Ha isolato il coronavirus, la ricercatrice precaria di Campobasso assunta allo ‘Spallanzani’

Avrà finalmente un contratto la virologa molisana che lavora all'istituto 'Lorenzo Spallanzani' di Roma: oggi l'annuncio dopo il via libera dell'Asrem. L'ospedale laziale potrà attingere dalla graduatoria dei vincitori e idonei al concorso pubblico per titoli ed esami per un posto da biologo. La sua storia di eccellenza sotto pagata aveva provocato reazioni e polemiche.

I riflettori di tutto il mondo si sono accesi su di lei lo scorso 2 febbraio: il temibile coronavirus è stato isolato a tempo record da una ricercatrice di Campobasso. Tuttavia, proprio durante la conferenza stampa organizzata per annunciare la scoperta, interviste sui giornali e in tv hanno messo in luce un dettaglio non di poco conto: la virologa Francesca Colavita è precaria, guadagna 16mila euro netti all’anno e percepisce uno stipendio mensile di circa 1500 euro. Aveva un co.co.co, poi trasformato in contratto annuo. Un’altra eccellenza ‘sotto pagata’.

Una nota stonata rispetto alle parole del ministro della Salute Roberto Speranza che, nel giorno dell’annuncio dell’importante scoperta scientifica, ha dichiarato che “i medici sono un valore straordinario”.

Nel ‘diluvio’ di polemiche e critiche per un’eccellenza così sottovalutata, simbolo di un Paese che non investe nella formazione e della ricerca, l’annuncio dell’assessore alla Sanità della Regione Lazio Alessio D’Amato: “Francesca Colavita sarà stabilizzata perché rientra nei criteri normativi”. 

Promessa mantenuta una decina di giorni dopo. La ricercatrice campobassana è stata assunta oggi (13 febbraio): l’ospedale ‘Lazzaro Spallanzani’ di Roma ha ottenuto il nulla osta dall’Asrem, l’Azienda sanitaria del Molise. In pratica l’istituto di malattie infettive potrà attingere alla graduatoria dei vincitori e idonei al concorso pubblico per titoli ed esami per la copertura di un posto di dirigente Biologo della disciplina di Microbiologia e Virologia.
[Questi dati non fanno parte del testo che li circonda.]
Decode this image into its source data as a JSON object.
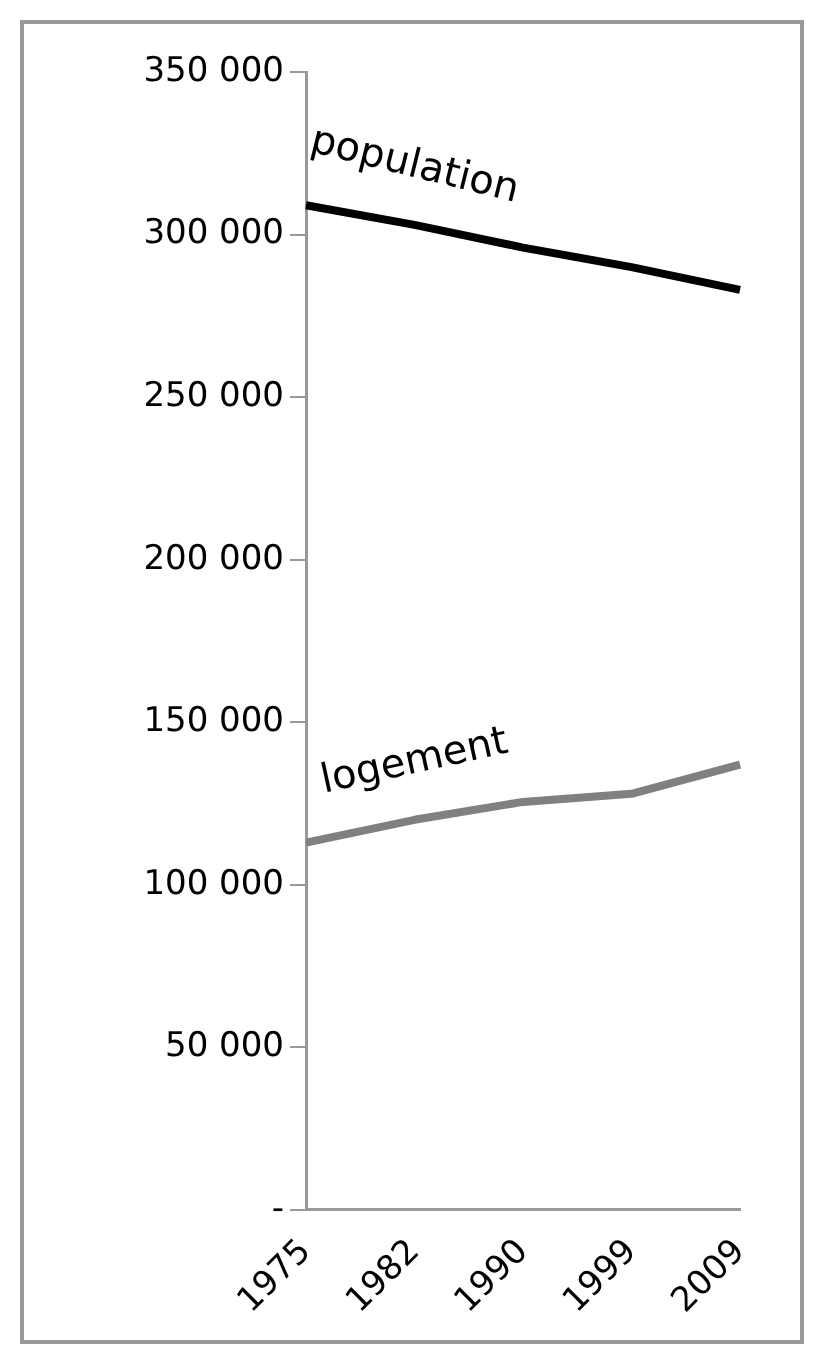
{
  "chart_data": {
    "type": "line",
    "categories": [
      "1975",
      "1982",
      "1990",
      "1999",
      "2009"
    ],
    "series": [
      {
        "name": "population",
        "color": "#000000",
        "values": [
          309000,
          303000,
          296000,
          290000,
          283000
        ]
      },
      {
        "name": "logement",
        "color": "#808080",
        "values": [
          113000,
          120000,
          125500,
          128000,
          137000
        ]
      }
    ],
    "ylim": [
      0,
      350000
    ],
    "yticks": [
      {
        "value": 0,
        "label": "-"
      },
      {
        "value": 50000,
        "label": "50 000"
      },
      {
        "value": 100000,
        "label": "100 000"
      },
      {
        "value": 150000,
        "label": "150 000"
      },
      {
        "value": 200000,
        "label": "200 000"
      },
      {
        "value": 250000,
        "label": "250 000"
      },
      {
        "value": 300000,
        "label": "300 000"
      },
      {
        "value": 350000,
        "label": "350 000"
      }
    ],
    "grid": false,
    "legend": false,
    "marker": "none",
    "line_style": "solid"
  }
}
Francesca  Colavita era diciassettesima in graduatoria.

L’Istituto Spallanzani, riferisce l’Ansa, ha chiesto di poter procedere all’assunzione “in considerazione della vocazione per la ricerca piuttosto che per l’assistenza, nonché per la lodevole attività professionale che ha assicurato nell’ambito dell’emergenza sanitaria attuale di rilevanza nazionale e internazionale”.

Dunque la Colavita, che in passato ha lavorato in Africa durante l’epidemia di ebola, avrà un contratto come si deve e potrà continuare a dare il suo contribuito al mondo della ricerca e della medicina. Anche se, quando si è scoperto che era precaria, aveva detto con onestà: “Mi piace quello che faccio e dove lo faccio ma in Italia è davvero dura fare il ricercatore”.

La 31enne, originaria di Sant’Elia a Pianisi ma che a Campobasso ha conseguito la maturità classica, è una biologa specializzata in virologia e biosicurezza. Ha lavorato sul virus che si è propagato dalla Cina insieme con la coordinatrice del team Maria Rosaria Capobianchi e la collega Concetta Castilletti. Quando l’equipe ha isolato il coronavirus, si è tirato un sospiro di sollievo perchè – come si è visto in questi giorni – è stato possibile approntare le prime terapie. Per il vaccino ci vorranno 18 mesi, ma grazie alla fondamentale scoperta del team dello ‘Spallanzani’ si può fronteggiare meglio e si possono prendere le migliore misure contro quello che dal punto di vista scientifico è definito ‘Covid-19’.